How Do You Tip The Girls?

May 20th, 2015 No comments

link Citi Economist Says It Might Be Time to Abolish Cash – Bloomberg Business.

I think it’s a fair comment to make that if an economist says it’s a good idea, then the idea must be suspect.  There’s the old joke that the reason that there are decimal points is because economists have a sense of humor.  As many will know, economists live in the most esoteric of worlds in which arcane models are developed to explain movements in prices and in the supply and demand dynamics of goods and services in an economy.  If convincing enough, such models are used to form political policies which greatly affect the lives of citizens. Often, these models are created with the most fundamental error in assumption: namely, that people are rational.

Do they work? One word: Keynes. Another one: Obamacare.  So the musings of Citibank’s Mr. Buiter who thinks that the time is nigh to consider abolishing cash is a clarion call to go exactly the opposite way.  As many should have realized by now, the pervasive invasion of everyone’s privacy by all manner of intrusions whether mandated by law or volunteered via the seduction of social media has made everyone a drone whose activities can be traced at almost any given time.  You don’t need to wear tinfoil hats to be a bit wary of that.  Who isn’t a bit creeped out when an ad for electric dog polishers shows up on your favorite website right after you were searching for the prices of them the day before?

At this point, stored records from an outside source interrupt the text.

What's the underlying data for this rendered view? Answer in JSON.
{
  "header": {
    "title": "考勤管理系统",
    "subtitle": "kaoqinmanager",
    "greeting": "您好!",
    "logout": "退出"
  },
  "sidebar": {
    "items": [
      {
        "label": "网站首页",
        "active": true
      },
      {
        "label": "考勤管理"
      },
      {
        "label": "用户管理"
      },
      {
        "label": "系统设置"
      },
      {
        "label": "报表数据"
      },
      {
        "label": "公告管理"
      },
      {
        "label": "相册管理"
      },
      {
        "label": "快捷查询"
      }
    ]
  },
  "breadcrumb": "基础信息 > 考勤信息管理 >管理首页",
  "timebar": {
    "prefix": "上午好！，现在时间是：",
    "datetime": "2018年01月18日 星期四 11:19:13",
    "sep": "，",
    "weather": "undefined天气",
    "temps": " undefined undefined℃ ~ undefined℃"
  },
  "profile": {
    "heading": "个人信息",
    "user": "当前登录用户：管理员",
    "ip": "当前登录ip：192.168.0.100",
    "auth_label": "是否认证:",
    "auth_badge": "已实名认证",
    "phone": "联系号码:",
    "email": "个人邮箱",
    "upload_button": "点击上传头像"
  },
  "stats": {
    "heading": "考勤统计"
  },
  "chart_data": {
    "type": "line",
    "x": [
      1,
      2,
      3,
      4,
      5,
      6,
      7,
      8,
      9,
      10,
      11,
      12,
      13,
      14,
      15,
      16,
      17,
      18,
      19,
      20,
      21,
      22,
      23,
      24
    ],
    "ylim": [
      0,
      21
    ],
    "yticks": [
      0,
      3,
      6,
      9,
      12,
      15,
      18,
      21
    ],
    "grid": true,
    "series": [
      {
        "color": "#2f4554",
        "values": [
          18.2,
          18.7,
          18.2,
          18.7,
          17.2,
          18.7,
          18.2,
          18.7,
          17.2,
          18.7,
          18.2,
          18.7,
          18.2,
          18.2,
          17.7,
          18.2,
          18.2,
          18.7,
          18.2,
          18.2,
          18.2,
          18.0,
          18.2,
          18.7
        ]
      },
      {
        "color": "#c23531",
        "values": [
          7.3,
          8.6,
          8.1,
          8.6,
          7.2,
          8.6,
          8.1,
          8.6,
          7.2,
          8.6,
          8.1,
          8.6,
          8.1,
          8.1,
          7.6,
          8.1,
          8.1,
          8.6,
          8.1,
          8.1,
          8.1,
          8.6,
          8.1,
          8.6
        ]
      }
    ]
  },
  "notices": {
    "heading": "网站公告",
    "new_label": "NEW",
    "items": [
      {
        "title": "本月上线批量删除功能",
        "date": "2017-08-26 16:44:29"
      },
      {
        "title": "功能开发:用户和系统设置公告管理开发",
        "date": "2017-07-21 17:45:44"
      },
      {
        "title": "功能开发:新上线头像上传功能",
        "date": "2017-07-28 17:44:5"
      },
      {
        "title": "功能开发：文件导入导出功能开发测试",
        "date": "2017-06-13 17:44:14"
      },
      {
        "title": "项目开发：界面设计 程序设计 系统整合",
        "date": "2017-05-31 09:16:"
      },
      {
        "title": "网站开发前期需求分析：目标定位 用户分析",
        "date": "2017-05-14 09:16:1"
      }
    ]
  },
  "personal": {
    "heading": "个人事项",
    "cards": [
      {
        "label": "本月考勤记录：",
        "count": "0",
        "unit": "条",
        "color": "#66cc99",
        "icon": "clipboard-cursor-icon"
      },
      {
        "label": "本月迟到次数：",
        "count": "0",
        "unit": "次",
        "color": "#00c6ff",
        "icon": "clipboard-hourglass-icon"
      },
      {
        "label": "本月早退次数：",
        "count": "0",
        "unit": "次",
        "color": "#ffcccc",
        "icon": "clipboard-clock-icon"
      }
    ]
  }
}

If all money is electronically stored and there is no cash, there is a trail of every activity that you engage in.  This will make life entirely more cumbersome for the regular people who don’t live in the make believe world of economists.  While this can put a crimp into nefarious activities such as drug deals, it will also make it difficult to bribe doormen at bars and restaurants, to say nothing of how to discreetly show appreciation for your favorite exotic dancer.

A world in which cash is eliminated is  a world in which we all become just numbers to be picked up as if we were in some futuristic Tom Cruise sci-fi flick.  I think we should go the other way.  Rather than having our net worth governed by some geek bureaucrat with access to a keyboard, we should go back to paying for things in cash.  Judging by what has happened when you allow lawyers to make laws and accountants to oversee taxes, it would be fatal to allow economists to eliminate cash.